La Traviata is Verdi's cautionary tale on the perils of conventional morality, epitomized by Alfredo's censorious father, played by Wade Thomas. The baritone had excellent musicality and diction, but there was a lack of heft to the timbre of his voice.
Schmidt, the romantic tenor playing Alfredo, was at his finest in the ardent aria to Violetta that opens Act 2, entering from the auditorium and singing from the steps to the stage.
A.J. Wester directed the production, which runs three hours, including two intermissions. The sets (by Michael DuMouchel) are simple, and the costumes from Opera Delaware are modern, with the men in white gloves. Violetta's wardrobe improved with a smart black and gold dress in the second-act party. Gypsy dancers added a touch of androgyny.
This was St. Petersburg Opera's best adaptation to the odd staging necessary in the old church, with the conductor and orchestra positioned behind the playing area.
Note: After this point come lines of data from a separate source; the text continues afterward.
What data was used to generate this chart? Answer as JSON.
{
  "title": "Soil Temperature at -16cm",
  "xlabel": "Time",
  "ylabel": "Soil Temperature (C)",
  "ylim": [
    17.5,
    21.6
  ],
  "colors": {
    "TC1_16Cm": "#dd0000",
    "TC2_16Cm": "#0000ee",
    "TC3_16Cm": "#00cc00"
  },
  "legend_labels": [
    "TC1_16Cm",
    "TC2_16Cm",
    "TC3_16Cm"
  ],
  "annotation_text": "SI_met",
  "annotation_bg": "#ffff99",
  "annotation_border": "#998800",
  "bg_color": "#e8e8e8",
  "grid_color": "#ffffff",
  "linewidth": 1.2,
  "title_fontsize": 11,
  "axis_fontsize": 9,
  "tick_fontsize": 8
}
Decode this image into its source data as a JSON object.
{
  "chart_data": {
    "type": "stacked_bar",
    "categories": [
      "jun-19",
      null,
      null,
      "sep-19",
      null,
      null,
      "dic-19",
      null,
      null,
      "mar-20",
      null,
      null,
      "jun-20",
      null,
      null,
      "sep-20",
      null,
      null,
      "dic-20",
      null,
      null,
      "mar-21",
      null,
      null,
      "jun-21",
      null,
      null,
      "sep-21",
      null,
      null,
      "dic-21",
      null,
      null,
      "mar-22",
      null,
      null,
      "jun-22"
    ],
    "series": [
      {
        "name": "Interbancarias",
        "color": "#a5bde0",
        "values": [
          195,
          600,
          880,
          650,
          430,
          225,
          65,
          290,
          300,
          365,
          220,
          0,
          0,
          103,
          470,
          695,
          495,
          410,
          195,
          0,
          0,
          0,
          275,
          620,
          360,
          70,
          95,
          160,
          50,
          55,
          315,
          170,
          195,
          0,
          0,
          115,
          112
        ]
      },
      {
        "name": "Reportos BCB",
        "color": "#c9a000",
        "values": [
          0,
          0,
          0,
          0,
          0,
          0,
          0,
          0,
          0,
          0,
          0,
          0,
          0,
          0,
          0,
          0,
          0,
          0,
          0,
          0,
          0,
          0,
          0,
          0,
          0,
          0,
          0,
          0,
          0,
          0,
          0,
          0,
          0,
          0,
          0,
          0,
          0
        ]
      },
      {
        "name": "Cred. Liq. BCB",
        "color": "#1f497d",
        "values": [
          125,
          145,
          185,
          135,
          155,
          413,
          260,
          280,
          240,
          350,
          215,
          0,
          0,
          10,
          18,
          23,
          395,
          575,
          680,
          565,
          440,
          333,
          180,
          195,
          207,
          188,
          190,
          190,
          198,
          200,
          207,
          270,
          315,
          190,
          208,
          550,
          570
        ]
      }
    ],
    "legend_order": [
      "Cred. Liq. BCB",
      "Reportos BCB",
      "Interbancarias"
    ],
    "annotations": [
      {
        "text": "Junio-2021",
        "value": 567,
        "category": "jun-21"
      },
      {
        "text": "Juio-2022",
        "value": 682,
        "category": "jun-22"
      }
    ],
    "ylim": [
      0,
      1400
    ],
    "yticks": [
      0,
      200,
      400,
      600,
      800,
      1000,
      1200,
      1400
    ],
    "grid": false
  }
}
Separating the orchestra and stage with a low wall and pillars and a scrim was effective.
It's a wonder how well synched conductor Mark Sforzini, the orchestra and cast were. For the most part, balances were good, although the chorus' entrance in the opening scene was a fraction late. Acoustically, the Palladium has its quirks. When singers came downstage, they were heard clearly (from my seat in the balcony), but from the middle of the stage or upstage, the voices became a bit cloudy. No such problems existed for the orchestra, which gave a consummate performance.